Eur J Pharmacol. 2020 Apr 8 ;878:173098. Epub 2020 Apr 8. PMID: 32275908
Excessive taking fluoride (F) causes severe damage to reproductive system through stimulation of apoptosis and oxidant stress. Selenium (Se) may promote anti-oxidant enzymes and invert cell apoptosis. The aim of this study was to investigate the effect of Se on peripheral blood mononuclear cell (PBMC) apoptosis and oxidant stress in women with fluorosis. Sixty women were divided into three groups according to serum and urine fluoride and hair Se as High F + high Se group, High F group and Control group. The activities of anti-oxidant enzymes, malondialdehyde (MDA) and Se were measured.

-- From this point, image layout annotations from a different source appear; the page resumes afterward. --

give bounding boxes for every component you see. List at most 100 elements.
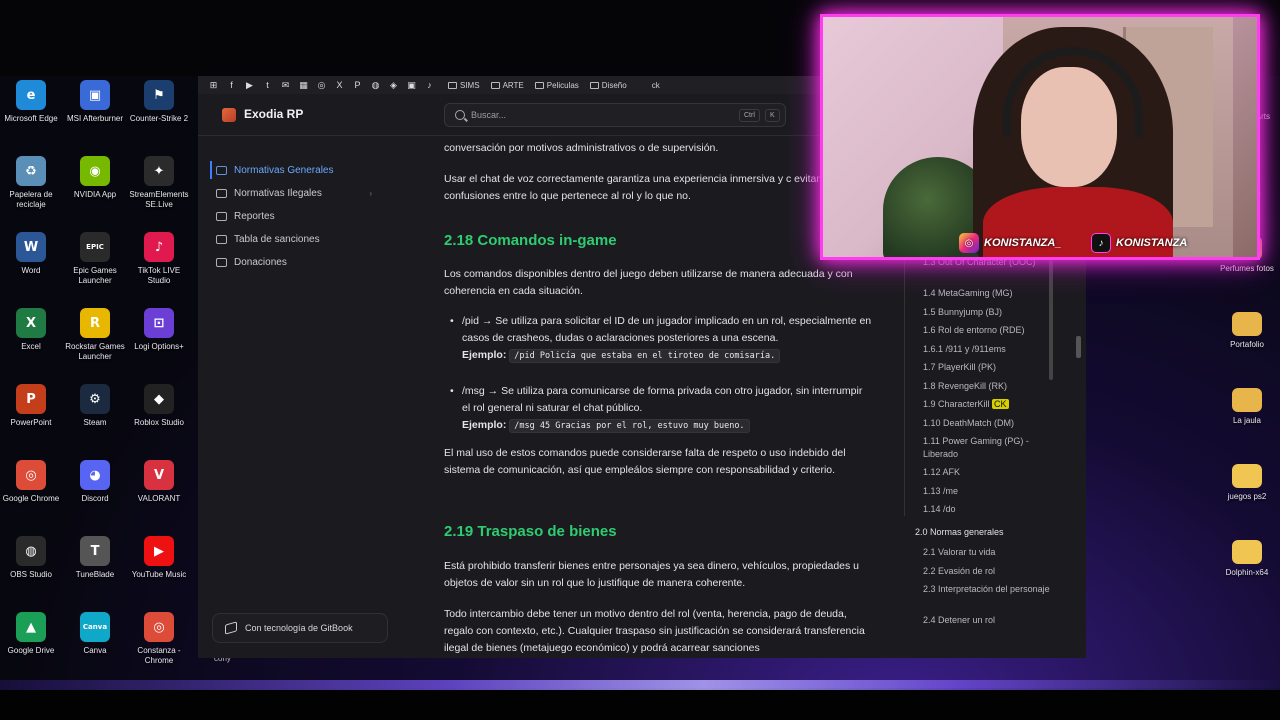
- desktop-icon[interactable]: V VALORANT: [126, 460, 192, 504]
- desktop-icon[interactable]: T TuneBlade: [62, 536, 128, 580]
- bookmark-icon[interactable]: f: [224, 79, 239, 91]
- toc-item-label: 2.3 Interpretación del personaje: [923, 584, 1050, 594]
- folder-icon: [1232, 464, 1262, 488]
- desktop-icon[interactable]: ◉ NVIDIA App: [62, 156, 128, 200]
- bookmark-icon[interactable]: ▦: [296, 79, 311, 91]
- bookmark-icon[interactable]: X: [332, 79, 347, 91]
- desktop-folder[interactable]: Portafolio: [1214, 312, 1280, 350]
- toc-item[interactable]: 2.2 Evasión de rol: [923, 565, 1053, 578]
- app-icon: ◍: [16, 536, 46, 566]
- desktop-folder[interactable]: juegos ps2: [1214, 464, 1280, 502]
- chevron-right-icon[interactable]: ›: [369, 189, 372, 198]
- desktop-icon[interactable]: EPIC Epic Games Launcher: [62, 232, 128, 286]
- desktop-icon-label: Word: [21, 266, 41, 275]
- bookmark-icon[interactable]: ◍: [368, 79, 383, 91]
- example-label: Ejemplo:: [462, 419, 507, 431]
- bookmark-label[interactable]: ck: [652, 81, 660, 90]
- desktop-icon[interactable]: Canva Canva: [62, 612, 128, 656]
- desktop-icon[interactable]: ◕ Discord: [62, 460, 128, 504]
- bookmark-icon[interactable]: ▣: [404, 79, 419, 91]
- desktop-icon[interactable]: ⚙ Steam: [62, 384, 128, 428]
- bookmark-icon[interactable]: ⊞: [206, 79, 221, 91]
- bookmark-icon[interactable]: ✉: [278, 79, 293, 91]
- desktop-folder[interactable]: La jaula: [1214, 388, 1280, 426]
- toc-item[interactable]: 1.11 Power Gaming (PG) - Liberado: [923, 435, 1053, 461]
- desktop-icon[interactable]: e Microsoft Edge: [0, 80, 64, 124]
- bookmark-folder[interactable]: SIMS: [448, 81, 480, 90]
- desktop-icon-label: Microsoft Edge: [4, 114, 58, 123]
- heading-2-19[interactable]: 2.19 Traspaso de bienes: [444, 523, 617, 540]
- toc-item[interactable]: 1.7 PlayerKill (PK): [923, 361, 1053, 374]
- desktop-icon[interactable]: ▲ Google Drive: [0, 612, 64, 656]
- sidebar-item-tabla-sanciones[interactable]: Tabla de sanciones: [216, 230, 386, 248]
- toc-item[interactable]: 2.3 Interpretación del personaje: [923, 583, 1053, 596]
- heading-2-18[interactable]: 2.18 Comandos in-game: [444, 232, 617, 249]
- desktop-icon-label: Steam: [83, 418, 107, 427]
- desktop-icon[interactable]: X Excel: [0, 308, 64, 352]
- toc-item[interactable]: 1.6 Rol de entorno (RDE): [923, 324, 1053, 337]
- desktop-folder[interactable]: Dolphin-x64: [1214, 540, 1280, 578]
- toc-item-label: 1.13 /me: [923, 485, 959, 496]
- toc-guide-line: [904, 256, 905, 516]
- desktop-icon[interactable]: ♪ TikTok LIVE Studio: [126, 232, 192, 286]
- toc-item[interactable]: 1.12 AFK: [923, 466, 1053, 479]
- bookmark-folder[interactable]: ARTE: [490, 81, 524, 90]
- search-box[interactable]: Ctrl K: [444, 103, 786, 127]
- highlight-badge: CK: [992, 399, 1009, 409]
- gitbook-badge[interactable]: Con tecnología de GitBook: [212, 613, 388, 643]
- desktop-icon-label: MSI Afterburner: [66, 114, 124, 123]
- bookmark-icon[interactable]: ◈: [386, 79, 401, 91]
- bookmark-folder[interactable]: Diseño: [589, 81, 627, 90]
- bookmark-folder[interactable]: Peliculas: [534, 81, 579, 90]
- toc-item-label: 1.8 RevengeKill (RK): [923, 380, 1008, 391]
- sidebar-item-reportes[interactable]: Reportes: [216, 207, 386, 225]
- folder-icon: [1232, 312, 1262, 336]
- site-title[interactable]: Exodia RP: [244, 107, 303, 121]
- app-icon: ✦: [144, 156, 174, 186]
- bookmark-icon[interactable]: P: [350, 79, 365, 91]
- app-icon: W: [16, 232, 46, 262]
- page-scrollbar[interactable]: [1076, 336, 1081, 358]
- app-icon: X: [16, 308, 46, 338]
- desktop-icon[interactable]: R Rockstar Games Launcher: [62, 308, 128, 362]
- toc-item[interactable]: 1.4 MetaGaming (MG): [923, 287, 1053, 300]
- desktop-icon[interactable]: ⚑ Counter-Strike 2: [126, 80, 192, 124]
- desktop-icon[interactable]: ✦ StreamElements SE.Live: [126, 156, 192, 210]
- toc-item[interactable]: 1.8 RevengeKill (RK): [923, 380, 1053, 393]
- bookmark-icon[interactable]: ◎: [314, 79, 329, 91]
- toc-item[interactable]: 1.10 DeathMatch (DM): [923, 417, 1053, 430]
- desktop-icon[interactable]: ▶ YouTube Music: [126, 536, 192, 580]
- bookmark-icon[interactable]: t: [260, 79, 275, 91]
- desktop-icon[interactable]: P PowerPoint: [0, 384, 64, 428]
- toc-section[interactable]: 2.0 Normas generales: [915, 526, 1045, 539]
- toc-item[interactable]: 1.13 /me: [923, 485, 1053, 498]
- exodia-logo-icon[interactable]: [222, 108, 236, 122]
- desktop-icon[interactable]: ◆ Roblox Studio: [126, 384, 192, 428]
- list-item: /msg → Se utiliza para comunicarse de fo…: [450, 383, 872, 435]
- toc-item[interactable]: 1.14 /do: [923, 503, 1053, 516]
- desktop-icon[interactable]: ⊡ Logi Options+: [126, 308, 192, 352]
- desktop-icon[interactable]: W Word: [0, 232, 64, 276]
- search-input[interactable]: [471, 107, 711, 123]
- desktop-icon-label: OBS Studio: [10, 570, 52, 579]
- bookmark-icon[interactable]: ▶: [242, 79, 257, 91]
- desktop-icon[interactable]: ◎ Constanza - Chrome: [126, 612, 192, 666]
- toc-item[interactable]: 2.4 Detener un rol: [923, 614, 1053, 627]
- desktop-icon[interactable]: ♻ Papelera de reciclaje: [0, 156, 64, 210]
- sidebar-item-normativas-ilegales[interactable]: Normativas Ilegales ›: [216, 184, 386, 202]
- toc-item[interactable]: 1.5 Bunnyjump (BJ): [923, 306, 1053, 319]
- sidebar-item-donaciones[interactable]: Donaciones: [216, 253, 386, 271]
- paragraph: El mal uso de estos comandos puede consi…: [444, 447, 846, 476]
- bookmark-icon[interactable]: ♪: [422, 79, 437, 91]
- desktop-icon[interactable]: ▣ MSI Afterburner: [62, 80, 128, 124]
- desktop-icon[interactable]: ◍ OBS Studio: [0, 536, 64, 580]
- toc-item[interactable]: 2.1 Valorar tu vida: [923, 546, 1053, 559]
- sidebar-item-normativas-generales[interactable]: Normativas Generales: [216, 161, 386, 179]
- toc-item[interactable]: 1.6.1 /911 y /911ems: [923, 343, 1053, 356]
- desktop-icon[interactable]: ◎ Google Chrome: [0, 460, 64, 504]
- desktop-icon-label: StreamElements SE.Live: [129, 190, 189, 209]
- app-icon: P: [16, 384, 46, 414]
- toc-item[interactable]: 1.9 CharacterKill CK: [923, 398, 1053, 411]
- app-icon: ◆: [144, 384, 174, 414]
- webcam-overlay: ◎ KONISTANZA_ ♪ KONISTANZA: [820, 14, 1260, 260]
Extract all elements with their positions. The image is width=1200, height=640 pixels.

The levels of sirtuin type 1 (SIRT1), estradiol (E), follicle-stimulating hormone (FSH) and luteinizing hormone (LH) were measured by enzyme-linked immune sorbent assay (ELISA) kits. The expression of protein and apoptosis rate were detected by Western blot and Flow cytometry. The levels of E, anti-oxidant enzymes in High F group were significantly lower than that in Control group, while the levels of SIRT1 and MDA were significantly higher. The levels of anti-oxidant enzymes and heat shock protein 70 (HSP70) were significantly increased in High Se + high F group while the expression of caspase-3 was significantly increased in high F group. The levels of LH and FSH in serum were significantly increased in High F group and High Se + high F group. Therefore, Se alleviates apoptosis induced by F through improving the expression of HSP70 andreduces oxidative stress by regulating levels of SIRT1 and anti-oxidant enzymes, and the secretion of certain reproductive hormones.